For instance take $V_2 < V$ and $W_2<W$ such that $V_1\cap V_2=\{0\}$ and $W_1\cap W_2=\{0\}$; then $(V_1\otimes W_1)\oplus (V_2\otimes W_2)$ is also a vector subspace of $V\otimes W$, but it cannot be expressed in the form above.
Solution 2:
Well, do you know how to describe "the subspaces" of a generic vector space? In general, vector spaces are easy to describe (their isomorphism class, anyway): they are all $\cong F^n$ where $F$ is the scalar field and $n$ is the dimension. (Although strange things happen without the axiom of choice.)
So if someone asked "what are the subspaces of $F^n$?" what would you say to them?
Note that $\dim(V\otimes W)=\dim(V)\times\dim(W)$ so what $V\otimes W$ as a vector space is completely determined by the dimensions of $V$ and $W$. In general, any vector space looks like the tensor product of two spaces: indeed $V\cong V\otimes_FF\cong F\otimes_FV$ for any vector space $V$ over $F$. So your question really does reduce to asking what the subspaces of an arbitrary space are.

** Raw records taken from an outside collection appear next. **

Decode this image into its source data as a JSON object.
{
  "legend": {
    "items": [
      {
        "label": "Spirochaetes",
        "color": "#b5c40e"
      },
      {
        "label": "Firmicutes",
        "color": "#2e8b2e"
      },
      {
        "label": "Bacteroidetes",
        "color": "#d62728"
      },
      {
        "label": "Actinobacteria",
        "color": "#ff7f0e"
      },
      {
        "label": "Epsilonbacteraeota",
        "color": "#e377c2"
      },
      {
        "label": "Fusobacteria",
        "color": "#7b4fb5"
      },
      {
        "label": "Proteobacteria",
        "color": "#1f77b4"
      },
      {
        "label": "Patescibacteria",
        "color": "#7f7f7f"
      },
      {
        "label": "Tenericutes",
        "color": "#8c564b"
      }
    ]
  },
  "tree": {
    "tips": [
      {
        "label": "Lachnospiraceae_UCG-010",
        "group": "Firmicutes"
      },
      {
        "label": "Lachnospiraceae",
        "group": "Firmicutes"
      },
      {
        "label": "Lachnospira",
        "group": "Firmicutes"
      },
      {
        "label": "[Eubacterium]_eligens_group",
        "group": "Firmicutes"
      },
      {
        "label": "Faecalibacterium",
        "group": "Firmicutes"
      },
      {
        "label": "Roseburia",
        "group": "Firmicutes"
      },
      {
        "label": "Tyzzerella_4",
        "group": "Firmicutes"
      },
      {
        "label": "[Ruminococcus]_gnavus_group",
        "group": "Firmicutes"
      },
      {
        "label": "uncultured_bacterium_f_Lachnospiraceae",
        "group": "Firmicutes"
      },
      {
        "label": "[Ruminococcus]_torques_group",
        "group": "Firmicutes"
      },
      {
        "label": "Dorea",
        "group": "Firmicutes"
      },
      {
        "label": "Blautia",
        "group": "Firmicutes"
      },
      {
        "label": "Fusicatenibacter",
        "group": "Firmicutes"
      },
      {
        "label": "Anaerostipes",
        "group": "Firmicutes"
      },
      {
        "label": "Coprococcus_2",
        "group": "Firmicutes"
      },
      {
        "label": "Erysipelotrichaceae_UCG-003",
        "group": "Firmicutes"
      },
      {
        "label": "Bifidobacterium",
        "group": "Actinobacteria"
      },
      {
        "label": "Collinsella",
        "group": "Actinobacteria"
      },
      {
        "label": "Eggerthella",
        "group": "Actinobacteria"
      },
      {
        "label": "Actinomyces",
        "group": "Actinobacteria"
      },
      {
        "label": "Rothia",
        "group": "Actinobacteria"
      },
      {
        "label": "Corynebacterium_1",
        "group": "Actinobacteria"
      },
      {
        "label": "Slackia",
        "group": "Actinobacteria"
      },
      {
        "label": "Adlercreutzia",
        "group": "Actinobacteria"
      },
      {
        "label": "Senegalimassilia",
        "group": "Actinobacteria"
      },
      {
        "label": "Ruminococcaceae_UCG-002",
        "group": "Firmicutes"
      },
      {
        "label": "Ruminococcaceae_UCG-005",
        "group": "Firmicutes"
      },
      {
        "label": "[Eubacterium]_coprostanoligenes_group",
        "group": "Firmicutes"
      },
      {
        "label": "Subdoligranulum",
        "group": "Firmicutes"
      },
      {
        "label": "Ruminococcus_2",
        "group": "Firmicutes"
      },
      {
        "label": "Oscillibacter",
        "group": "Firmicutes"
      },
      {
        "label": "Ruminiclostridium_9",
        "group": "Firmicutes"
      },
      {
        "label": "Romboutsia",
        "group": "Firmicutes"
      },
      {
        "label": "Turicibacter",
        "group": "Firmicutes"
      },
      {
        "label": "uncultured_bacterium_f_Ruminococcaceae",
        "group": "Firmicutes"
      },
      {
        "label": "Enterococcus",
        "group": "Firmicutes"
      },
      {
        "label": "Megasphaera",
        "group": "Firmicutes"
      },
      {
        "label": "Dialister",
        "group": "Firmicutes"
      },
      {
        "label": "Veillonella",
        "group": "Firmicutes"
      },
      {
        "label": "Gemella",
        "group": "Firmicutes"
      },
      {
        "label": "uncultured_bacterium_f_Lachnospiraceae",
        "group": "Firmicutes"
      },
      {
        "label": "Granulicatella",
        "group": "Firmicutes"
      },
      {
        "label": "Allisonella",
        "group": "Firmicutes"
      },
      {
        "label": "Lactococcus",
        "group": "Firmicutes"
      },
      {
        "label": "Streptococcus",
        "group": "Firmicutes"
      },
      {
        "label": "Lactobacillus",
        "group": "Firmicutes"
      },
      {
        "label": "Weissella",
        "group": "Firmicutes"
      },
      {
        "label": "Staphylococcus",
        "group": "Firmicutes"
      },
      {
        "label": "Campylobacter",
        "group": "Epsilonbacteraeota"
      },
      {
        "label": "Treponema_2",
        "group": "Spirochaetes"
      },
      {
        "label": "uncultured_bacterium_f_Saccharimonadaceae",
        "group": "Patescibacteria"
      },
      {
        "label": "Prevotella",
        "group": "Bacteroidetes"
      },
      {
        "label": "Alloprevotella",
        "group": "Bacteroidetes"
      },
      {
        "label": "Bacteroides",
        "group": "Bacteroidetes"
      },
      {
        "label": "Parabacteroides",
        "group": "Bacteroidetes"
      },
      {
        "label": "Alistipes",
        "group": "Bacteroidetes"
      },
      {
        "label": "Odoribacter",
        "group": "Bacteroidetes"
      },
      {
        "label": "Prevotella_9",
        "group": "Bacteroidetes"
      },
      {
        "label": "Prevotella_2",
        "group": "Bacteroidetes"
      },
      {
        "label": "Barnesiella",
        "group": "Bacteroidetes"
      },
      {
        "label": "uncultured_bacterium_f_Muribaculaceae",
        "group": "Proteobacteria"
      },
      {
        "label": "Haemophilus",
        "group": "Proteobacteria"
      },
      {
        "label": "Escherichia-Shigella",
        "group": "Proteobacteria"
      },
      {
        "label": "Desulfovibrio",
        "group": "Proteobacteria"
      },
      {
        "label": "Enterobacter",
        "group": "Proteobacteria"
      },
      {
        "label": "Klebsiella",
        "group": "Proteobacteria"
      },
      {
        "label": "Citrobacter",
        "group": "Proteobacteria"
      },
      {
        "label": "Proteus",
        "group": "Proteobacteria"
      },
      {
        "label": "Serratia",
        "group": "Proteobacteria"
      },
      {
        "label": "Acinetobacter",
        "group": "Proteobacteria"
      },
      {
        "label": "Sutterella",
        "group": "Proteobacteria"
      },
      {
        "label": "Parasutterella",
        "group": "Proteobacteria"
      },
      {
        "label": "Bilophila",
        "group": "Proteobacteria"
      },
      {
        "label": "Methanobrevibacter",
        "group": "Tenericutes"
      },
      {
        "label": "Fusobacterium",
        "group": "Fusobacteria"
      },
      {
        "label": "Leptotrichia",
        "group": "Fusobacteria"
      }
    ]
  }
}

It's not the case that subspaces of $V\otimes W$ look like $V_1\otimes W_1$. Indeed, if $V=W$, then the tensor square $V^{\otimes n}=V\otimes V$ has the subspace ${\rm Sym}^2(V)$ of symmetric tensors and ${\rm Alt}^2(V)$ of alternating tensors, and neither of these look like $V_1\otimes W_1$. Observe that when forming a pure tensor $v\otimes w$ in a subspace $V_1\otimes W_1$, each of $v\in V_1$, $w\in W_1$ can be chosen independently, but in general with any given subspace $U\subset V\otimes W$, the two factors of a pure tensor might not be so independent. In the case of the ${\rm Sym}^2(V)$ the two factors must the same, and in the case of ${\rm Alt}^2(V)$, there is still some freedom but the two factors must at least be different.